Pages

Monday, May 23, 2011

Spinning the RHIO Story

A recent publication in the Annals of Internal Medicine has gotten quite a bit of attention in Health IT related media:
A quick summary of the reporting tells me that few if any actually read the report, since most only reported data available in the abstract.  I won't bother repeating the abstract, simply read it for yourself.

Age of the data?  The Survey data was gathered between December 2009 and March of 2010.  Where are we now?  May of 2011.  This study is based on data more than a year old.

On RHIO criteria for Meaningful Use, which is alluded in many of the article titles:  There isn't any, at least in the Meaningful Use Standards and Certification Rule or in the Incentives Rule.  That's right.  There is NO criteria specified for what an HIE / RHIO must do under any of these rules.  Nor are there any incentives being given to RHIOs/HIEs by CMS.  Yes, there were public funds made available by ONC, about 1/2 a billion dollars.  The study clearly acknowledges this, even if the reporting on it does not.

The next is the spin on financial viability.  Of 75 organizations, 1/3 (25 / 75 = 1/3) are financially viable, and another 20 expect to be so in the future.  Of startups with a product for sale in a specific sector, 1/3 are financially viable?  That sounds like positive news to me, not negative -- where do I invest?

Of new startups in a sector, over 40% (75 / 179) have a product in the market in the Health IT sector?  That also sounds positive to me.

In that group of new startups, around 17% (13 / 75) meet the current market need (Meaningful Use)?  Also positive, even if none meet the Comprehensive criteria that their expert panel put together.  New markets rarely produce the "perfect" product in early years.

Some other factoids:  The number of RHIOs continues to increase over time when compared to similar studies by the authors in mid 2008 and early 2007. The rate of increase seems to be slowing somewhat, but the number of RHIOs now defunct has been shrinking over that same time period.  It is now less than half of its 2007 numbers.   There are a couple of confounding factors that could influence the observed rate of growth, including the effect of ONC State HIE grants and Meaningful Use regulation on the industry, but the study doesn't address that these.

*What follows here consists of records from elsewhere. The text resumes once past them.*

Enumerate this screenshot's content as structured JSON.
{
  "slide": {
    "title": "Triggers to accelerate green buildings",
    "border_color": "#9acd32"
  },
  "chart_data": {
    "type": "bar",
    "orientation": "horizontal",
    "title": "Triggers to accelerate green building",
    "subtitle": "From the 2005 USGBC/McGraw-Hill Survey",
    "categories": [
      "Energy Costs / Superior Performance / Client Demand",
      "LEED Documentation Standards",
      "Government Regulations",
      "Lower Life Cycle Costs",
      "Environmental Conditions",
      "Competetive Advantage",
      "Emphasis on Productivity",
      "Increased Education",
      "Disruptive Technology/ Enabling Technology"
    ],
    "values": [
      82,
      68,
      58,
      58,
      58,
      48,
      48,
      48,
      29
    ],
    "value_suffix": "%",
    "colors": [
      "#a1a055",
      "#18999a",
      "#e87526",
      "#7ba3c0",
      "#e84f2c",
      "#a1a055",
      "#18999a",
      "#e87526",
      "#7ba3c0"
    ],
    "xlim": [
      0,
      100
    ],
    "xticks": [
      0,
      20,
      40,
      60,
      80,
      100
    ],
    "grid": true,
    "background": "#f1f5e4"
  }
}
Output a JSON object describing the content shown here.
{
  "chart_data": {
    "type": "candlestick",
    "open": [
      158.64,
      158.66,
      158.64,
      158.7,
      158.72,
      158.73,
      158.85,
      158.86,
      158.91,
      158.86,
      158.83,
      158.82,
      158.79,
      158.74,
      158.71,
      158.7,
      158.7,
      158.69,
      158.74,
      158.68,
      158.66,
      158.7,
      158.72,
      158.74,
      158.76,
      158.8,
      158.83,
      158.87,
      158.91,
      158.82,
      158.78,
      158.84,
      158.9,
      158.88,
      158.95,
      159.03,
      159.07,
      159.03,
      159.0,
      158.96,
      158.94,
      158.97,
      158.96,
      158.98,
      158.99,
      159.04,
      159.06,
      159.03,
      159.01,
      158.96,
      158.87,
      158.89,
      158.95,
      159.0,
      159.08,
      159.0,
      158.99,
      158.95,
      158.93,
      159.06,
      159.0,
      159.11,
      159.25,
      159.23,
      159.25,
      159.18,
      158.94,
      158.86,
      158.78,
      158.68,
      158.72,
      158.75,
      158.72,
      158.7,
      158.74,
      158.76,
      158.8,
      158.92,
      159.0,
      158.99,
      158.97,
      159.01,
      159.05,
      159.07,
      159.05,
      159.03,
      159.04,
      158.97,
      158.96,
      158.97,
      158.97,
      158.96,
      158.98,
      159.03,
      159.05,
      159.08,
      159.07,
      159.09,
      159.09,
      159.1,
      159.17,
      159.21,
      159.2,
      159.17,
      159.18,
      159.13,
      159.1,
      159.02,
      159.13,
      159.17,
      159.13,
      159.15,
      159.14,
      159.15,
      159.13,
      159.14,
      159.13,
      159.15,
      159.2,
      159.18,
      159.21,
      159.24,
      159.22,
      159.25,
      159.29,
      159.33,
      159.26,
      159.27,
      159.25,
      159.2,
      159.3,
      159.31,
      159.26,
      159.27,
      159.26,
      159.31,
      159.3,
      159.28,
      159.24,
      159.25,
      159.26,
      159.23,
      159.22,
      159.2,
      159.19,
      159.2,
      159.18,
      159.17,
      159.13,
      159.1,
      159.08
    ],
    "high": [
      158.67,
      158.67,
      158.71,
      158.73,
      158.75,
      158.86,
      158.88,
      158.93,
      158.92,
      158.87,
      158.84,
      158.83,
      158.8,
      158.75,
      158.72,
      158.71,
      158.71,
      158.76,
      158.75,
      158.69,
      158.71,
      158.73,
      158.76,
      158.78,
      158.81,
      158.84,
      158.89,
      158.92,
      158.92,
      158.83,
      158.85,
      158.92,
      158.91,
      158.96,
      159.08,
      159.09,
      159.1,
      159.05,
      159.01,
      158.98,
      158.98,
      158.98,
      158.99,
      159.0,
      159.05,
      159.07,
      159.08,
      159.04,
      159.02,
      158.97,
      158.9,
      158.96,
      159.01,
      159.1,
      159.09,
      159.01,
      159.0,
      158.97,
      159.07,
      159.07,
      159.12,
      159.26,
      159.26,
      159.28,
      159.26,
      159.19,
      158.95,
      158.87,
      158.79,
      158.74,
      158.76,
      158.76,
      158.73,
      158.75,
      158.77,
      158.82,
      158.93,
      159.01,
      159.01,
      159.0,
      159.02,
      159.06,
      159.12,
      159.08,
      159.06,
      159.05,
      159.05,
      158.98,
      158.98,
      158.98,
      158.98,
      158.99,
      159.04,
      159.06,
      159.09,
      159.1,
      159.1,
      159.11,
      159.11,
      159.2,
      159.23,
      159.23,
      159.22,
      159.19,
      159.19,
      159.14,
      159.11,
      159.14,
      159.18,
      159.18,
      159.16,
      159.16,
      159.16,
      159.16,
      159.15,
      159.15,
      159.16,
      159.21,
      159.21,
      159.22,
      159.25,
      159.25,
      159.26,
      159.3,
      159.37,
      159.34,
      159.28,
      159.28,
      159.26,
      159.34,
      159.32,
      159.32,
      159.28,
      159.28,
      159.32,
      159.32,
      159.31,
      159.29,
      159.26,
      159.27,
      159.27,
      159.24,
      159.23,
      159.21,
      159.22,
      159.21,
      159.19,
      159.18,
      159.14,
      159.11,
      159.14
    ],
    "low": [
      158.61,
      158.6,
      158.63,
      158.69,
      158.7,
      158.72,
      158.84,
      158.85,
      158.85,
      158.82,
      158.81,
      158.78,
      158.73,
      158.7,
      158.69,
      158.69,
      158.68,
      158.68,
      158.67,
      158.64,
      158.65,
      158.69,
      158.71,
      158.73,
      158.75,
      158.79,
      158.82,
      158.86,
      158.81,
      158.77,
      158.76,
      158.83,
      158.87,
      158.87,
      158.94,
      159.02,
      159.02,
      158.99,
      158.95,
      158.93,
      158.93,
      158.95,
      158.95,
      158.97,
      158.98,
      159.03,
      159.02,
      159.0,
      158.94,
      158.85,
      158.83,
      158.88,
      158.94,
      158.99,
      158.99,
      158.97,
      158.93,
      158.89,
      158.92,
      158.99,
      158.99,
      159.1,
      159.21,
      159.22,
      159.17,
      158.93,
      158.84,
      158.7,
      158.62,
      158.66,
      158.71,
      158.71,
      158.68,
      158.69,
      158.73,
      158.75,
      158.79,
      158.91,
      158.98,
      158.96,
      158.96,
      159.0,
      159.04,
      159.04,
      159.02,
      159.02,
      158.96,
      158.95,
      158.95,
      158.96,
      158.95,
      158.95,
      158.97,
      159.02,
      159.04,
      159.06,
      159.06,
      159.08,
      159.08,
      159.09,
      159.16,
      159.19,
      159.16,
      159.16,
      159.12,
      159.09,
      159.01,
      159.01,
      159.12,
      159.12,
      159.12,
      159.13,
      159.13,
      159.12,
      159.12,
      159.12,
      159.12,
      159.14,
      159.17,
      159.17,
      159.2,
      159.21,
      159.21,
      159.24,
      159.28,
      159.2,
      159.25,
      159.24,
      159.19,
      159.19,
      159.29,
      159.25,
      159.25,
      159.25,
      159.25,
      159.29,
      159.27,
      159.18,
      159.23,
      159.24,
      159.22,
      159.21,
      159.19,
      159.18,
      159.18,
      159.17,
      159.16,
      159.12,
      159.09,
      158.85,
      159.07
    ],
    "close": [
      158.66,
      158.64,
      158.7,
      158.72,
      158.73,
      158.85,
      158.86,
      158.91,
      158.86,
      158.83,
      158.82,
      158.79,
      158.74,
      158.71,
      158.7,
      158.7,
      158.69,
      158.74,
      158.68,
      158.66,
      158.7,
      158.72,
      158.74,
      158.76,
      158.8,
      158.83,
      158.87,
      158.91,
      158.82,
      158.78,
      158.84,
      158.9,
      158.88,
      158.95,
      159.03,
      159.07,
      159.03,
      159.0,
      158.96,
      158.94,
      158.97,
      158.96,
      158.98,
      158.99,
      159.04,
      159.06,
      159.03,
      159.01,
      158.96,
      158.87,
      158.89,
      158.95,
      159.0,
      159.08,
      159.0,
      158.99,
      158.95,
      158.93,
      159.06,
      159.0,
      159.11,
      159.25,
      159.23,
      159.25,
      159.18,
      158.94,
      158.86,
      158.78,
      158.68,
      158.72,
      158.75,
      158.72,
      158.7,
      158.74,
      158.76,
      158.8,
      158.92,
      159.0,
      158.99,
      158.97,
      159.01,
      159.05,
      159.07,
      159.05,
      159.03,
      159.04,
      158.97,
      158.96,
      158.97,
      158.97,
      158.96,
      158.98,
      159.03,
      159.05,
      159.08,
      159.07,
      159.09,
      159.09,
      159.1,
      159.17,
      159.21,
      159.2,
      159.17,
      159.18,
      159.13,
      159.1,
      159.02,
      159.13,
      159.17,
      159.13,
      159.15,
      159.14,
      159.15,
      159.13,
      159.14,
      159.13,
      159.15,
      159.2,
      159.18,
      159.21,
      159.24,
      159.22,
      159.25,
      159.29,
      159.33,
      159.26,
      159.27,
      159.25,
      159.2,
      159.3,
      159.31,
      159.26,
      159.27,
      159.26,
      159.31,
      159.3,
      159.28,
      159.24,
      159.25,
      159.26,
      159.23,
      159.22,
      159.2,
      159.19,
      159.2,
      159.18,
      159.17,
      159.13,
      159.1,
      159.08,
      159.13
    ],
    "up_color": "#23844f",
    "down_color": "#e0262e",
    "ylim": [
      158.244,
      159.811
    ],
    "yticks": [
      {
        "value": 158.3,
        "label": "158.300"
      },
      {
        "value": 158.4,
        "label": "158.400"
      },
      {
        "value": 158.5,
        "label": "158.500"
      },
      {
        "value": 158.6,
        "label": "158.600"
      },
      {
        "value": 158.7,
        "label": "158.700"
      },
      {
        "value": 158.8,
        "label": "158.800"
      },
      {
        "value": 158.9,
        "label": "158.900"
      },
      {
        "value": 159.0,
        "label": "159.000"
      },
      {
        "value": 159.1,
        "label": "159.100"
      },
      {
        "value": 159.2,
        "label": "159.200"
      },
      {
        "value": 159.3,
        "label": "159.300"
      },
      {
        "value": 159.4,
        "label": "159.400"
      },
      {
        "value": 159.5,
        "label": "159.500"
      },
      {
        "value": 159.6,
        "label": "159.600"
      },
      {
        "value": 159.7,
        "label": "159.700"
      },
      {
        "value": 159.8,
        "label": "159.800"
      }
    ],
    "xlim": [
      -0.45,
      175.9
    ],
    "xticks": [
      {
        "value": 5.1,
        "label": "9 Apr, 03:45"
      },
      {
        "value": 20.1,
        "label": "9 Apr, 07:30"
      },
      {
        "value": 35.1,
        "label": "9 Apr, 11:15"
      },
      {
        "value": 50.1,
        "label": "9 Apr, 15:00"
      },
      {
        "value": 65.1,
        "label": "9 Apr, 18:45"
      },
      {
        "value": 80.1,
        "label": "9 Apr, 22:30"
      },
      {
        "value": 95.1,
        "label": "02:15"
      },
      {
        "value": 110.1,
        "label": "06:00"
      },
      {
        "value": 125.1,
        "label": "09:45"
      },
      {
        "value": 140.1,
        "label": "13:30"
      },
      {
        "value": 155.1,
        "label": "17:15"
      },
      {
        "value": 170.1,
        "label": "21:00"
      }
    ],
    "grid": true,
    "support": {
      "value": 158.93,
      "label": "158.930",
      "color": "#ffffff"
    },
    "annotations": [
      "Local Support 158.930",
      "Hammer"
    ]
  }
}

What were the biggest challenges for RHIOs according to the study?  In the core set, reporting quality measures, supported by slightly less than a quarter of the operational RHIOs.  In the menu set, reporting to public health (immunizations, syndromic surveillance, and electronic laboratory reporting) as an aggregate was the weakest.  A quarter of operational RHIOs were able to support that.  A critical observation that I would make here is that public health needs to get more engaged with RHIO initiatives.

The strengths?  Exchange of summary patient data (core) and laboratory reporting (menu-set) was supported by more than half of the operational RHIOs.

The funniest statement in the article?  "Most EHRs do not automatically enable the types of HIE required to achieve meaningful use..."  Have the authors looked here?  Or perhaps here and here?


The authors' conclusion? These findings call into question whether RHIOs in their current form can be self-sustaining and effective in helping U.S. physicians and hospitals engage in robust HIE to improve the quality and efficiency of care.

Yes, it does "call the question", but the study doesn't answer it, and it wasn't designed to do so.   Compare these findings to that of any other nascent industry that started in the last century. I think you'll find that we are in better shape than some, and worse than others.  The authors would be advised to compare this new industry with others.  This is my biggest issue with the study.  I didn't find it badly done as other studies on Health IT were, just under-analyzed and very poorly reported.


If we want to understand how well RHIOs are doing, we should compare them to other new businesses that have been "invented" or even "re-invented" in the past few decades. One example would be alternative fuels or electric/hybrid cars -- both recipients of government incentives.  We could compare this initiative to the failure of similar initiatives in the past (see this article on CHINs from 1994), or to others being done internationally (e.g., Canada Health Infoway, or the NHS program).  I'm sure others can find similar examples.  Doing so would provide some analysis about how we are fairing compared to other industries and  initiatives.  It also might set some realistic expectations about how soon we can expect results and what those results might look like.

1 comment:

  1. Well written. This seems to be an exercise in hand-wringing on the part of the media. Once EP's start reaching meaningful use regularly (assuming that that actually happens), there will be a clearer value equation for HIE's.

    It makes sense to compare these to startups holistically, but because it was a federal program and not some angel investor, it's expected to go off without a hitch.

    Doesn't the ONC also call on HIE's who received funding to submit a financial viability plan next year? The timing of that seems to be poor, I wonder how many more will make it to viability by then.